At the gate between the copper beeches the Underwoods and Merrifields parted, with an engagement to meet at the circus on the part of the boys and their conductors.
Fergus was greeted with open-mouthed, open-armed delight by all the assembled multitude, very little checked by the presence of Captain Armytage. Only Lady Merrifield did not say much, but there was a dew in her eyes as she held fast the little active fingers, and whispered-
“My good industrious boy.”
Sir Jasper, in his grand and gracious manner, turned to his sister-in-law, saying-
“We could not but come first to you, Jane, for it is to you that he is indebted, as we all are, primarily for his success.”
“That is the greatest compliment I ever had, Jasper,” she answered, smiling but almost tearful, and laughing it off. “I feel ready to mount yonder elephant lady’s triumphal car.”
The General refrained from any more teasing of Fergus on his first impression; and at seven that evening the younger Merrifield boys with their uncle, and the two from St.
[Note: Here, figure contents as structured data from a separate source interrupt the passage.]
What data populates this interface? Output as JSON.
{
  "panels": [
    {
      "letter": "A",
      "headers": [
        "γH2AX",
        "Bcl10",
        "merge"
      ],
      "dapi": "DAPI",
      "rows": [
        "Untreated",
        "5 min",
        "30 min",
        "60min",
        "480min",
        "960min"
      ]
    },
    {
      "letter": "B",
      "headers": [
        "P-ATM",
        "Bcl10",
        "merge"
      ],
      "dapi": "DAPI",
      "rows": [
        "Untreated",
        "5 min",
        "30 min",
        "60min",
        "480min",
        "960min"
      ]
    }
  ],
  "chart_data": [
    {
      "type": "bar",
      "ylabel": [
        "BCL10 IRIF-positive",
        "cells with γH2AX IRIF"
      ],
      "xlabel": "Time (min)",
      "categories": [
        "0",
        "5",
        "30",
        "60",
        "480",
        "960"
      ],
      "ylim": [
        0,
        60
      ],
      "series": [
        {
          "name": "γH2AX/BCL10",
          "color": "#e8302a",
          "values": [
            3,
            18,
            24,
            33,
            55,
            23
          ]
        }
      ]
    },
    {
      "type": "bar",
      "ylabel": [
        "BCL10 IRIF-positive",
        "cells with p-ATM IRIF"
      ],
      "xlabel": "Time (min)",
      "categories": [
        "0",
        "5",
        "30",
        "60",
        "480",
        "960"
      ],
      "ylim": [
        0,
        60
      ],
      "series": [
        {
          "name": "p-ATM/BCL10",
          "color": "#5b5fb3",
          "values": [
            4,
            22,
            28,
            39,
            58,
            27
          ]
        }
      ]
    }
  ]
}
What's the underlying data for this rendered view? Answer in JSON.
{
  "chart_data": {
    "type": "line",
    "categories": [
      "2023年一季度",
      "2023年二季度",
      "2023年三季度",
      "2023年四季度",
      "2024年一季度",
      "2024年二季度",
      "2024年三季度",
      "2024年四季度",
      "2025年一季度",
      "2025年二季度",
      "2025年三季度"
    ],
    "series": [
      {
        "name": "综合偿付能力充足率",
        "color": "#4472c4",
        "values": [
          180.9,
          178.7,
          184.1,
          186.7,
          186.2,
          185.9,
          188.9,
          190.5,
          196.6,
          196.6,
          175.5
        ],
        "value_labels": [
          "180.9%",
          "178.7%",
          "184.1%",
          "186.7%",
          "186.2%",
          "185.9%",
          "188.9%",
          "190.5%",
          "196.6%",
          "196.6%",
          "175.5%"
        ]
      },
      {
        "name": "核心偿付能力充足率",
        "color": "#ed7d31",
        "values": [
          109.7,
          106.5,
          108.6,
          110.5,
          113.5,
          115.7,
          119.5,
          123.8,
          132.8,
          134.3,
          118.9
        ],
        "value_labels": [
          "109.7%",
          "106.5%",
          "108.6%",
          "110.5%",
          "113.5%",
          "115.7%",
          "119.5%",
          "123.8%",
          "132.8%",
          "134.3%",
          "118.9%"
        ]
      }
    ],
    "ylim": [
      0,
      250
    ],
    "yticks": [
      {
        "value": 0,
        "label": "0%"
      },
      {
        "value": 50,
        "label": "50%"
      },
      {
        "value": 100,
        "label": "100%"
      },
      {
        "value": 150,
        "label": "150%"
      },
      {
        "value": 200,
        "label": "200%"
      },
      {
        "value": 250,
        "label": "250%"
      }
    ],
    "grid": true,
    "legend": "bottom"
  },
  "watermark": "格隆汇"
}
Andrew’s Rock with Lance, set off in high spirits.
They re-appeared much sooner than they were expected at Beechcroft Cottage, where the Underwoods were spending the long twilight evening.
“A low concern!” was the General’s verdict.
“We fled simultaneously from the concluding ballet,” said Lance. “There had been quite as much as we could bear for ingenuous youth.”
“We stood the Sepoy’s Death Song,’ said the General, “but the poster of the Bleeding Bride was enough for us.”